Well, I got my GNR song replacer working. I kept three of the original songs:
I Don't Want To Set The World On Fire, the Jazzy instrumental (because it is the intro for the Herbert Dashwood shows), and
Into Each Life Some Rain Must Fall.
The other songs for Galaxy Blues Radio are:
Albert King-Born Under A Bad SignBB King-The Thrill Is GoneMarvin Gaye-I Heard It Through The GrapevineSmokey Robinson-Tracks Of My TearsDean Martin-Ain't That A Kick In The HeadEdwin Starr-WarFrank Sinatra-My WayHowlin' Wolf-Smokestack Lightnin'James Taylor-Fire And RainJim Croce-Bad Bad Leroy BrownJimmy Dean-Big Bad JohnJohn Lee Hooker-Boom BoomKenny Wayne Shepherd-Last GoodbyeMuddy Waters-Im Your Hoochie Coochie ManNat King Cole & Natalie Cole-UnforgetableThe Four Tops - Reach Out (I'll Be There)Marvin Gaye - What's Going OnThe Temptations - Ball Of ConfusionThe Rolling Stones - Gimmie ShelterOk, so they are not all Blues. But Frank and Deano are from the era, and some are Motown - which is close to the era. James Taylor is one of the newest, but I think it suits the game perfectly. Kenny Wayne Shepherd is by far the most recent song, but he's as much a Blues man as he is a Rocker, and that song also works so well for the Fallout world. I have been playing this evening with Galaxy Blues Radio, and so far I am loving it.

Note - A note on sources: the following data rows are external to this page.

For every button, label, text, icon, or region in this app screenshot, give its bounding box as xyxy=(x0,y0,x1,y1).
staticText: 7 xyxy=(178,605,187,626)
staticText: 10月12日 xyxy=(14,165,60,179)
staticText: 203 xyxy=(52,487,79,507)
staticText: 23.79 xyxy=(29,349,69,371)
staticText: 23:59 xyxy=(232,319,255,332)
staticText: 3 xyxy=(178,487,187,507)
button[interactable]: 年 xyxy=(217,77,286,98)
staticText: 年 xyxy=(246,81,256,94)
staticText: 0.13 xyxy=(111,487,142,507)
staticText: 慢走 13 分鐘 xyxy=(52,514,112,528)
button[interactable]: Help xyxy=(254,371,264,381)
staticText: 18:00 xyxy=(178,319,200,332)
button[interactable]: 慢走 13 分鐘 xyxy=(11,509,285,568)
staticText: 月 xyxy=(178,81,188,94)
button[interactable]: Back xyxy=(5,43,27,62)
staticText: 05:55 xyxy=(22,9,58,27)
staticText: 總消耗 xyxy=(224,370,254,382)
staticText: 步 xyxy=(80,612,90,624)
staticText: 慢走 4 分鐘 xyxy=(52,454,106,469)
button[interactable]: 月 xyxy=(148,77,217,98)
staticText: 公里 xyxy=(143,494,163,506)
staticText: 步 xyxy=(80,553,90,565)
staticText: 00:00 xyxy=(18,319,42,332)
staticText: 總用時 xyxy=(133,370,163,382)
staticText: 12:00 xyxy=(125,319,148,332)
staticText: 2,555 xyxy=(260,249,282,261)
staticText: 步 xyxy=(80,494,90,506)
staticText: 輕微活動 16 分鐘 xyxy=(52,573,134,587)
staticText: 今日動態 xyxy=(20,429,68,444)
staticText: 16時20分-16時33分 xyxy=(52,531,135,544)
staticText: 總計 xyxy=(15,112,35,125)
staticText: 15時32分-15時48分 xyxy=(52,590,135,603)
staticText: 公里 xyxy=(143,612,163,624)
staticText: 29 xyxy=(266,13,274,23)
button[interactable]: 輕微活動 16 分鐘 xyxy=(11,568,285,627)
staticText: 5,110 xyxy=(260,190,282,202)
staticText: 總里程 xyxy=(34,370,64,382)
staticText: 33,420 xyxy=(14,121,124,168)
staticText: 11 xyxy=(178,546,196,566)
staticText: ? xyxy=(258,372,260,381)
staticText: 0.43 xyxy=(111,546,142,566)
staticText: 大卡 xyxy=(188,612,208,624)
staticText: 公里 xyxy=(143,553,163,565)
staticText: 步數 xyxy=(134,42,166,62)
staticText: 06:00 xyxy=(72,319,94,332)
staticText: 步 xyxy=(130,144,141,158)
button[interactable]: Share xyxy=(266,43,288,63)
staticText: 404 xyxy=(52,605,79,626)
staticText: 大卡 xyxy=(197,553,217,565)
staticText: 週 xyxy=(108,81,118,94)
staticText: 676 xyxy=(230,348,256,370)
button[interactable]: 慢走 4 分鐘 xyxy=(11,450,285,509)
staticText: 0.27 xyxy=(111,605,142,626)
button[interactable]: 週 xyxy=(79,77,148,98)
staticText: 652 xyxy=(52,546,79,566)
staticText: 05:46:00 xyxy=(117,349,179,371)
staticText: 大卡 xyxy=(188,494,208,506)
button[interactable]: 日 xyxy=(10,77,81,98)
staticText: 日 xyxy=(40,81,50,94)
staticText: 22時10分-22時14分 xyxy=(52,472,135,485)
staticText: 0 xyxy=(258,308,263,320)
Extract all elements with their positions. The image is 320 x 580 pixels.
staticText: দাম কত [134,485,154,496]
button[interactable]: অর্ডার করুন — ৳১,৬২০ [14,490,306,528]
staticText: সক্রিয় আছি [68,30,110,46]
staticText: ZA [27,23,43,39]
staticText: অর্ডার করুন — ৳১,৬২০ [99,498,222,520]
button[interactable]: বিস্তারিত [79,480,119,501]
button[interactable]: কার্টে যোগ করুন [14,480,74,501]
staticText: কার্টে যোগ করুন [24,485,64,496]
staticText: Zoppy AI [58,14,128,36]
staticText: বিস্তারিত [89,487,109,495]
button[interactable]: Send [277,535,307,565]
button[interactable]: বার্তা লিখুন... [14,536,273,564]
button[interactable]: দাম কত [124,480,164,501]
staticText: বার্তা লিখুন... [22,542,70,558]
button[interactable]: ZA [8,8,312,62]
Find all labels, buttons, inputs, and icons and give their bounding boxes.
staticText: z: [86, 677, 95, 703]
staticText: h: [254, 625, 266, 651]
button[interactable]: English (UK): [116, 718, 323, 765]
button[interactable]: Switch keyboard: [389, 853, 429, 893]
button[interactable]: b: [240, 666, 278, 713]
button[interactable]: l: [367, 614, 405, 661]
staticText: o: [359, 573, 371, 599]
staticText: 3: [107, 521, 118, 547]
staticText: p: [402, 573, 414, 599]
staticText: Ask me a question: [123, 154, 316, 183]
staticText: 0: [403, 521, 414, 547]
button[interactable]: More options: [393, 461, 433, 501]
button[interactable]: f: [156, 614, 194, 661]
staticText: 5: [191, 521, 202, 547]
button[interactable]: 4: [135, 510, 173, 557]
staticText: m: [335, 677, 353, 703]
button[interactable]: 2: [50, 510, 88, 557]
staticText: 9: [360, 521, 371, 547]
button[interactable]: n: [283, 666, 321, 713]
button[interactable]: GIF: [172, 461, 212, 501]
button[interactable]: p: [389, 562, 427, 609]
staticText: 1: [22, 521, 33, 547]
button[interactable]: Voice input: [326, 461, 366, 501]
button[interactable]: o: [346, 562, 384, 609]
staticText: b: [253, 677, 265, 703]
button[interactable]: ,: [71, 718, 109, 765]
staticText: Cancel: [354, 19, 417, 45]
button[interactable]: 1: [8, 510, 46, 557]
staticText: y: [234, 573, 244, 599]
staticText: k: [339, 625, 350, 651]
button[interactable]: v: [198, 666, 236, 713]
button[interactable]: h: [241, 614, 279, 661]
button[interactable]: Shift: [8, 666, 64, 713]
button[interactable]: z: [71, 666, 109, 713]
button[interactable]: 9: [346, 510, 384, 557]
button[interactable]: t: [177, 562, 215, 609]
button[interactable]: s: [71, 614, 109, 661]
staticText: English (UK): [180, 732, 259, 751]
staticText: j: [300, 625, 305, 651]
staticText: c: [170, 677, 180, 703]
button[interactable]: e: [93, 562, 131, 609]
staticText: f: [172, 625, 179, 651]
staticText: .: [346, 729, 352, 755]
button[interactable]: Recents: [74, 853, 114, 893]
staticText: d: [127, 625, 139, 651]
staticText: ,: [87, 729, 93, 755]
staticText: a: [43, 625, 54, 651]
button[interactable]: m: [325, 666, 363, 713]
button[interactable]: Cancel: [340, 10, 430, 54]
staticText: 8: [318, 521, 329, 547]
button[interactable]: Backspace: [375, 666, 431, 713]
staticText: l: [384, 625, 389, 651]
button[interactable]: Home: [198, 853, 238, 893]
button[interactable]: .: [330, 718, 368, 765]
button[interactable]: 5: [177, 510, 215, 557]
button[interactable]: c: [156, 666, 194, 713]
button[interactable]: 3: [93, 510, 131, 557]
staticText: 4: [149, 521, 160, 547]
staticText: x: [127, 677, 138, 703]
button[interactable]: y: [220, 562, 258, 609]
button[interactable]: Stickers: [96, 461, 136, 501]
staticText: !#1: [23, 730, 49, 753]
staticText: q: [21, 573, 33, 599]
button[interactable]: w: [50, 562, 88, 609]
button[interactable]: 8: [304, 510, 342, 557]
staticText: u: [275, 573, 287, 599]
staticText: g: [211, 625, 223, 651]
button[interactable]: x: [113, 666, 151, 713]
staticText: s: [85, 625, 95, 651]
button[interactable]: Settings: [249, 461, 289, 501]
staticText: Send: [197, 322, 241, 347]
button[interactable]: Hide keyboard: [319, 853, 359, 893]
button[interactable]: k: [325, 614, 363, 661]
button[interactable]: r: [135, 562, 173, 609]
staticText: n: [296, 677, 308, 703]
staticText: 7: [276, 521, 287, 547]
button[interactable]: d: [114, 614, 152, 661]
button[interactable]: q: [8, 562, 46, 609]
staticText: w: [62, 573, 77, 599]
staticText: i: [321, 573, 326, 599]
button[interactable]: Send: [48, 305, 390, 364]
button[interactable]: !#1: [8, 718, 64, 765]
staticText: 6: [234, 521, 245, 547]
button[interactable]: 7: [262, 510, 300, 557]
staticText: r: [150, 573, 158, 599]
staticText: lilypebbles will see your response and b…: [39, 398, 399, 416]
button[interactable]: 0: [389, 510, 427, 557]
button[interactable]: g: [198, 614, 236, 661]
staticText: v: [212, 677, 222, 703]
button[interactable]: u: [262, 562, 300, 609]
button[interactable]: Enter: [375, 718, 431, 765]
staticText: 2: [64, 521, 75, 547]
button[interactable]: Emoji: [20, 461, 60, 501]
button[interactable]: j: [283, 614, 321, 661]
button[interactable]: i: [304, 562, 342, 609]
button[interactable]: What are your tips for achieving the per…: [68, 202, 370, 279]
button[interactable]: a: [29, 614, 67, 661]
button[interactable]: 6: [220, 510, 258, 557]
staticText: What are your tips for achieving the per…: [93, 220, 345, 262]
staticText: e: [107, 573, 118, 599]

If anyone else wants to do this, all you have to do is add your mp3s to the Fallout 3\Data\Sound\Songs\Radio\Licensed folder. It probably won't exist, so you will have to make it. Then rename your songs with the same names the game uses for its songs:
mus_billieholiday_crazy
mus_billieholiday_easy
mus_bobcrosby_happy
mus_bobcrosby_way
mus_coleporter_anything
mus_dannykaye_civilization
mus_ellafitzgerald_into
mus_generic_boogie
mus_generic_fox
mus_generic_jazzy
mus_generic_jolly
mus_generic_rhythm
mus_generic_sunning
mus_generic_swing
mus_generic_swingdoors
mus_inkspots_idont
mus_inkspots_maybe
mus_roybrown_butcher
mus_roybrown_mighty
mus_texbeneke_guy
That is all you have to do. But you can go an extra step, and use a sound editor like
Audacity to flatten down the stereo tracks to a single output (mono). Then save that seperately as both an .mp3, and a .wav file, and add the _mono to the names of the new files. That gives you 3 sound files for each song, the original .mp3 in stereo, one .mp3 in mono, and one .wav in mono. Like this:
mus_billieholiday_crazy.mp3
mus_billieholiday_crazy_mono.mp3
mus_billieholiday_crazy_mono.wav
Apparently the game will use the mono versions sometimes if you have them there, to simulate circumstances where it is harder to hear the radio. But so far as I know, you don't absolutely need them. I tested this a few days ago, and the game uses the first, stereo mp3 when you play a song on your pipboy. If a song is playing on a radio set it plays one of the mono files, I am not sure which. So if you only replace the stereo mp3, you will hear your custom songs on your pipboy, but the originals on the radios out in the game world. This can be strange when you have your pipboy radio playing and there is a regular radio playing the same station. However, that is just for FO3.
New Vegas is funky. It still uses the stereo mp3 for the music you hear on your pipboy. But for radio sets in the world it plays a mono file that is in the .ogg format. So you will have two files for every song:
Song.mp3
Song_mono.ogg
I did have a lot of trouble getting it to work though. I would find that sometimes it would start a new song, and it would not play. Instead the game would slow down dramatically, so slow and choppy that it was unplayable. I knew it was the song because as soon as I turned GNR off, the game was fine again. I tried all the suggested fixes I could find, and nothing worked. Finally I downloaded
GSpot (great name btw

). I used it to check every single song file to make sure my comp's codecs would play it. All you have to do is load the song with GSpot, then at the bottom click the MS A/V button, and it will tell you if you if there is a problem with the codecs. I found 4 songs that had issues. The funny thing is, I could play them just fine with winamp. But obviously these were what was causing the bug in the game. So I opened each with Audacity, exported them as .wav files, then opened them again, and exported them as .mp3s, re-encoding them. A check with GSpot on the new files showed them fine. After that the radio in the game has played just fine.